Despite the fact that DaVita seemed to be running a scam (you’ve got to wonder how else they were over-billing Medicare), the federal government decided not to join the lawsuit after a two year investigation. That decision is probably the closest thing that DaVita has to a defense. Now the whistleblowers stand alone.
How can we improve a health care reimbursement system that encourages inefficiency and at its worst incentivizes fraud? With the leadership of Dr. Donald Berwick, the Centers for Medicare and Medicaid Services (CMS) have courageously fought against the powerful interests who are quite happy with the current system to replace a la carte reimbursement with an integrated system that pays a fixed amount for management of a specific medical condition. The Accountable Care Organization (ACO) model is a key part of the Affordable Care Act and its implementation is critical in making health care reform a success. ACOs work. CMS just announced encouraging results from the Physician Group Demonstration, a five year pilot study of the ACO concept. Check out Dr. Berwick on the PBS Newshour this evening (nowish), always a treat. Left on Longwood is proud to count several ACO pioneers among our friends, apologies for preaching to the choirmasters.

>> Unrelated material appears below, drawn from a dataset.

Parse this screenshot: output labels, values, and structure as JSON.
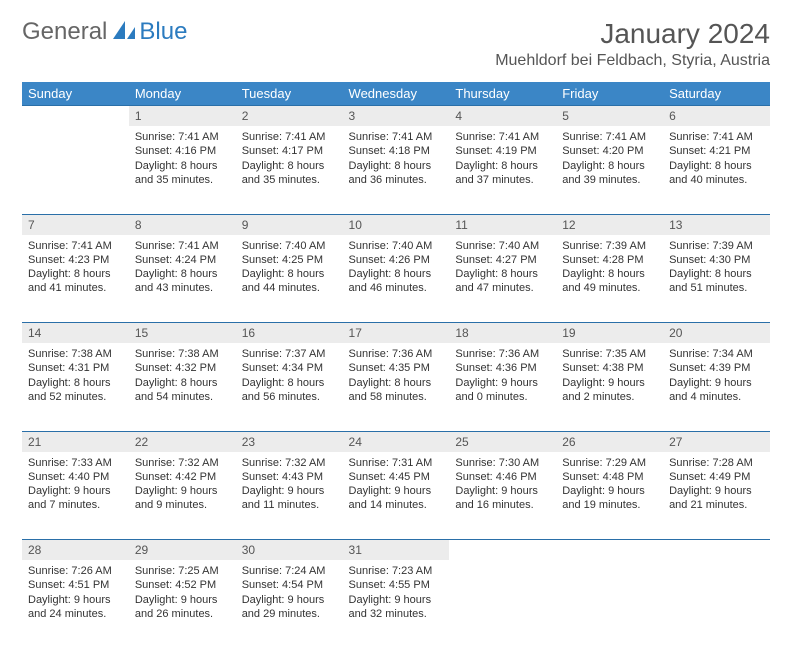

Today’s Dallas Morning News headline gloated over a CMS report that found conditions at Parkland Hospital to pose “an immediate and serious threat to patient health and safety.” Parkland is the venerable county hospital that provides care for Dallas’ indigent population, mostly supported by Medicare/Medicaid. The investigation was spurred by a fatal incident that occurred in the Parkland psychiatric ER (a fascinating and yes, violent, place to spend time as a medical student). Parkland must respond with a plan to address a number of deficiencies in infection control and other areas of patient care within two weeks or face losing Medicare and Medicaid funding. Of course, this would be most disastrous to the challenged population that Parkland is struggling to serve. No one wants to see funding cut (well, I shouldn’t try to speak for House Republicans). We can expect Parkland and CMS investigators to work together to make the hospital even better able to fulfill its very difficult mission.
I can’t help but wonder why the federal government is not suing DaVita in an attempt to recover federal health dollars that purchased medicine that literally was thrown into the trash. Parkland is one place where that money could do a lot of good.